Salve, salve guerreiros. Escrevo este texto em observação e analogia ao Globo da Morte, atração circense em que alguns motoqueiros (loucos da cabeça) ficam girando com suas potentes maquinas dentro de uma esfera de aço. Como é de se esperar, se colocam invariáveis vezes de cabeça para baixo, passando a milímetros uns dos outros, arriscando a vida para divertir os espectadores. Se você, infelizmente, não teve infância, saiba que o globo da morte é uma das principais atrações de alguns dos maiores circos em exibição pelo mundo.

O circo, este esplendoroso centro de arte que encanta e ilude os populares com simples ações, em tantas culturas diferentes. Mas o que esse papo de globo da morte e circo tem a ver com o Cruzeiro? Você deve estar se perguntando se este colunista é maluco (descubra). Mas é exatamente o que vem acontecendo com o Cruzeiro nos últimos dois anos.

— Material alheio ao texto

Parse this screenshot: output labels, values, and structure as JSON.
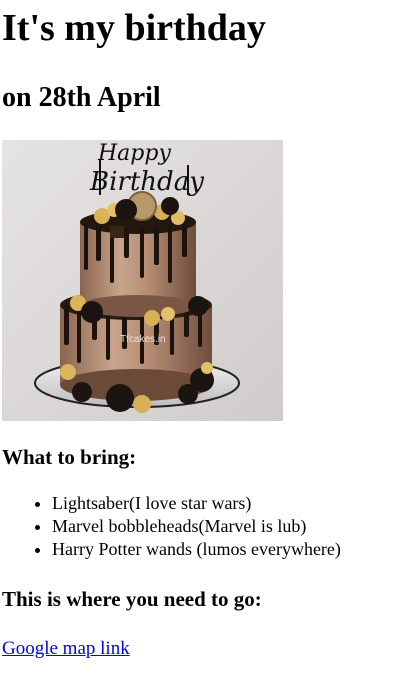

O fato de ser uma das atrações mais arriscadas é que proporciona ao globo da morte tirar dos espectadores os maiores suspiros. Mas não parece ser a preferida da diretoria cruzeirense, que prefere usar todo o seu arsenal pastelão para tratar seu torcedor como palhaço. Prova disso é retirar benefícios na aquisição de ingressos, mesmo com o time brigando contro o rebaixamento e ostentando a terceira melhor média de público no campeonato.

Sim, a diretoria cruzeirense nos últimos dois anos tem usado de toda a sua prepotência com o torcedor. Em 2015, com Gilvan assinando e atestando verdadeiras atrocidades contra o clube. Além de não se preparar adequadamente, cansou de mostrar sua arrogância na hora de lidar com a razão do clube existir. Além de dar entrada questionável a diversos empresários, que nos empurraram goela abaixo jogadores sem qualidade para vestir nossas cinco estrelas. E mesmo com toda a receita oriunda das vendas dos bicampeões brasileiros, não foi capaz de montar um plantel decente.

Múmias que em nada acrescentam ao Cruzeiro continuam tendo transito livre dentro do clube. Precisamos de uma gestão competitiva, responsável, objetiva e ousada visando grandes conquistas. Quem toma as decisões pela instituição precisa honrar as cores do clube de corpo e alma, e deve se imbuir para fazer o melhor para o Cruzeiro. Nosso clube não pode persistir nessa realidade de lutar contra o rebaixamento, mas almejar sempre os lugares cimeiros na tabela e ter os títulos como principal objetivo.

Não considero sanar as contas do clube como mérito, mas sim obrigação de qualquer dirigente. Os erros cometidos com a escolha das comissões técnicas nos fazem pagar, no mesmo ano, salario de três treinadores. Efetivar Deivid sem ter confiança e depois trazer um europeu sem dar tempo para desenvolver um trabalho é burrice. Celebrar contrato com jogador por 2 anos e emprestar com 6 meses de clube é dar tiro no pé. Os dirigentes tem a obrigação de agir com mais inteligência no mercado, mas, principalmente, com respeito ao Maior Clube de Minas Gerais. Respeito ao Cruzeiro é OBRIGAÇÃO!

O ano de 2016 não acabou, ainda teremos que ralar muito para assegurar a manutenção na Série A, mas o planejamento de 2017 já precisa estar traçado e entrando em vigor. A este dirigente que se julga acima dos outros seres humanos deve deixar a vaidade de lado e ser humilde, buscando auxilio de quem realmente entende de futebol, gestão e relacionamento com os meios que o cercam. Ser gestor não significa mandar em todos, mas sim liderar em prol de um objetivo comum.